A tracer can be administrated as a pulse injection or con- stant intravenous infusion or combination thereof. Under steady-state conditions applying to both tracee (i.e., glucose) and tracer, glucose turnover rate is simply given by the ratio of the tracer infusion rate (IR) to the equilibrium plasma glucose specific activity (SA = tracer/tracee concentration). Equilibrium is the time (usually 2 – 3 h after starting the tracer infusion) when unchanging plasma tracer concentrations indicate that glucose specific activity has become uniform throughout its distribution space. This formula, IR/SA, is not based on any assumptions other than the attainment of equilibrium. When non-steady-state conditions prevail, this approach cannot be used because either the tracer or the tracee concentration (or both) change over the period of measurement. Unfortunately, in the patient with diabetes the glucose system is unsteady for most of the time, precisely because homeostasis has been lost. However, practicable ways around the problem do exist [16] and the reader is referred to several reviews of the topic [14,15].

As discussed earlier, glucose tracers are useful in the study of regional metabolism in two respects:

  1. For organs in which glucose uptake and release occur simultaneously (typically, the liver and kidney) the AV difference for the tracer offers a measure of absolute uptake (for the tracer is not produced by the organ), while absolute release can be calculated as the difference between net balance (as measured by the Fick principle) and uptake. If A* and V* and A and V are the arterial and venous tracer and tracee concentrations, respectively, and F is the blood flow, the absolute glucose uptake rate is (GU) = (A*-V*)/A* × A × F and the net balance is (NB) = (AV) × F. The rate of glucose production is (GP)=NB – GU=F×A×(V* /A*-V/A).
  2. As tracer glucose is metabolized, its label will appear in one or more degradation products (P*). For any degradation product, the ratio of its labeled moiety to the specific activity of glucose (i.e., P* × [A*/A]−1 ) is the amount of that product generated from glucose (in units of concentration).

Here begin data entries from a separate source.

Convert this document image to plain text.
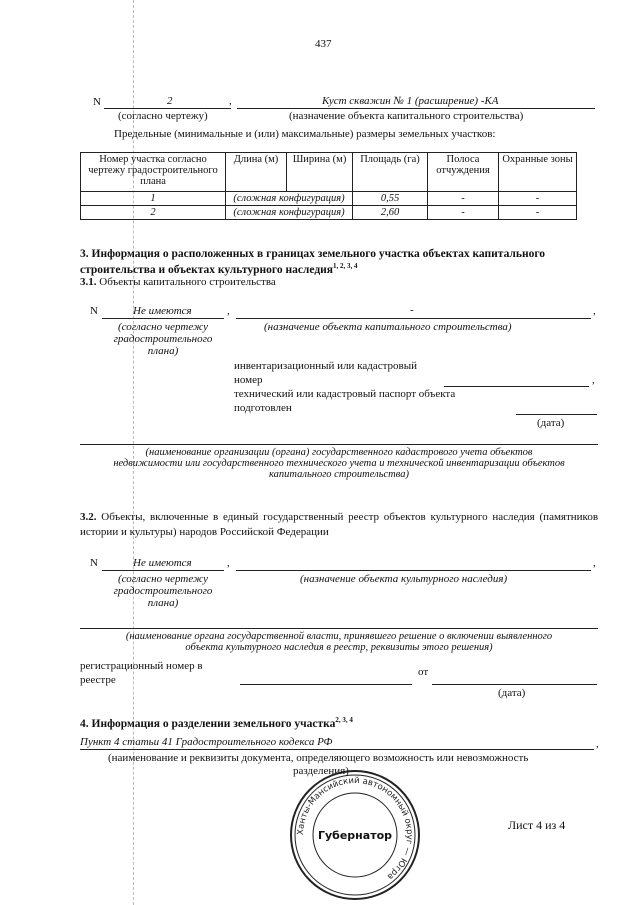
437
N	2	,	Куст скважин № 1 (расширение) -КА
(согласно чертежу)	(назначение объекта капитального строительства)
Предельные (минимальные и (или) максимальные) размеры земельных участков:
Номер участка согласно чертежу градостроительного плана	Длина (м)	Ширина (м)	Площадь (га)	Полоса отчуждения	Охранные зоны
1	(сложная конфигурация)		0,55	-	-
2	(сложная конфигурация)		2,60	-	-
3. Информация о расположенных в границах земельного участка объектах капитального
строительства и объектах культурного наследия$^{1, 2, 3, 4}$
3.1. Объекты капитального строительства
N	Не имеются	,	-	,
(согласно чертежу
градостроительного
плана)
(назначение объекта капитального строительства)
инвентаризационный или кадастровый
номер	,
технический или кадастровый паспорт объекта
подготовлен
(дата)
(наименование организации (органа) государственного кадастрового учета объектов
недвижимости или государственного технического учета и технической инвентаризации объектов
капитального строительства)
3.2. Объекты, включенные в единый государственный реестр объектов культурного наследия (памятников истории и культуры) народов Российской Федерации
N	Не имеются	,	,
(согласно чертежу
градостроительного
плана)
(назначение объекта культурного наследия)
(наименование органа государственной власти, принявшего решение о включении выявленного
объекта культурного наследия в реестр, реквизиты этого решения)
регистрационный номер в
реестре
от
(дата)
4. Информация о разделении земельного участка$^{2, 3, 4}$
Пункт 4 статьи 41 Градостроительного кодекса РФ	,
(наименование и реквизиты документа, определяющего возможность или невозможность
разделения)
Ханты-Мансийский автономный округ — Югра
Губернатор
Лист 4 из 4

For example, measuring 14 C-lactate and 14 C-carbon dioxide during the infusion of 14C-glucose makes it possible to estimate the amounts of glucose that were glycolyzed and completely oxidized, respectively. If, then, the kinetics of precursor and product are separately determined, all of these precursor – product relationships can be converted into fluxes of interconversion, regionally as well as at the whole-body level.

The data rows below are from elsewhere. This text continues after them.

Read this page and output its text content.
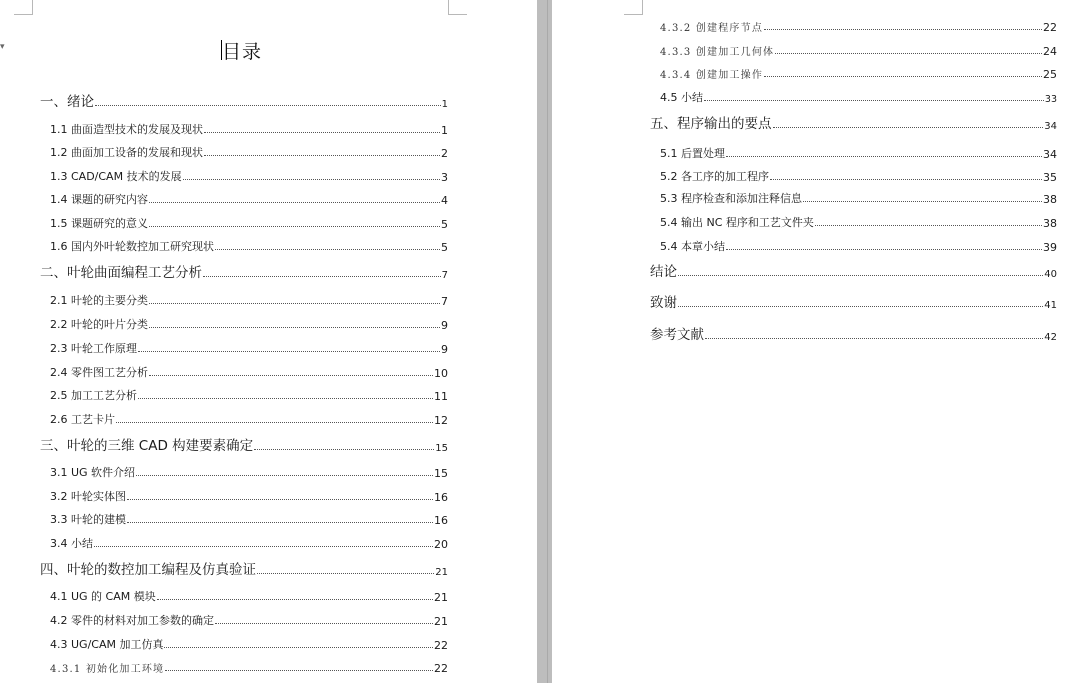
▾	目录
一、绪论	1
1.1 曲面造型技术的发展及现状	1
1.2 曲面加工设备的发展和现状	2
1.3 CAD/CAM 技术的发展	3
1.4 课题的研究内容	4
1.5 课题研究的意义	5
1.6 国内外叶轮数控加工研究现状	5
二、叶轮曲面编程工艺分析	7
2.1 叶轮的主要分类	7
2.2 叶轮的叶片分类	9
2.3 叶轮工作原理	9
2.4 零件图工艺分析	10
2.5 加工工艺分析	11
2.6 工艺卡片	12
三、叶轮的三维 CAD 构建要素确定	15
3.1 UG 软件介绍	15
3.2 叶轮实体图	16
3.3 叶轮的建模	16
3.4 小结	20
四、叶轮的数控加工编程及仿真验证	21
4.1 UG 的 CAM 模块	21
4.2 零件的材料对加工参数的确定	21
4.3 UG/CAM 加工仿真	22
4.3.1 初始化加工环境	22
4.3.2 创建程序节点	22
4.3.3 创建加工几何体	24
4.3.4 创建加工操作	25
4.5 小结	33
五、程序输出的要点	34
5.1 后置处理	34
5.2 各工序的加工程序	35
5.3 程序检查和添加注释信息	38
5.4 输出 NC 程序和工艺文件夹	38
5.4 本章小结	39
结论	40
致谢	41
参考文献	42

An important concept in kinetics and physiology is that of glucose clearance. When referred to the plasma volume, glucose clearance is the volume of plasma that is completely cleared of glucose per unit time. Glucose clearance (CR) is related to glucose turnover rate as follows: TR = CR × G (where G is the glucose concentration in the same pool, plasma or blood, arterial or venous, in which the tracer concentration was determined). At the level of an organ that only consumes glucose — that is, in which U = F × (A-V) (Figure 14.1) — glucose clearance is also given by U/A or [F × (A-V)/A]. The latter formula calculates net glucose clearance in organs in which there is simultaneous glucose uptake and release. As the ratio (A-V)/A is the extraction ratio (or fractional extraction) of glucose, the product [F × (A-V)/A] is the fraction of the flow to an organ that is totally cleared of glucose at any glucose concentration. Thus, the clearance rate is a measure of the efficiency of glucose removal regardless of glycemia. As such, it “feels” the impact of specific stimuli (e.g. insulin) independently of the mass action of glucose. It is important in this context to bear in mind that the tracer method actually measures glucose clearance (as the ratio of the tracer infusion rate to the equilibrium plasma tracer concentration), and derives glucose turnover rate as the product of clearance and glycemia.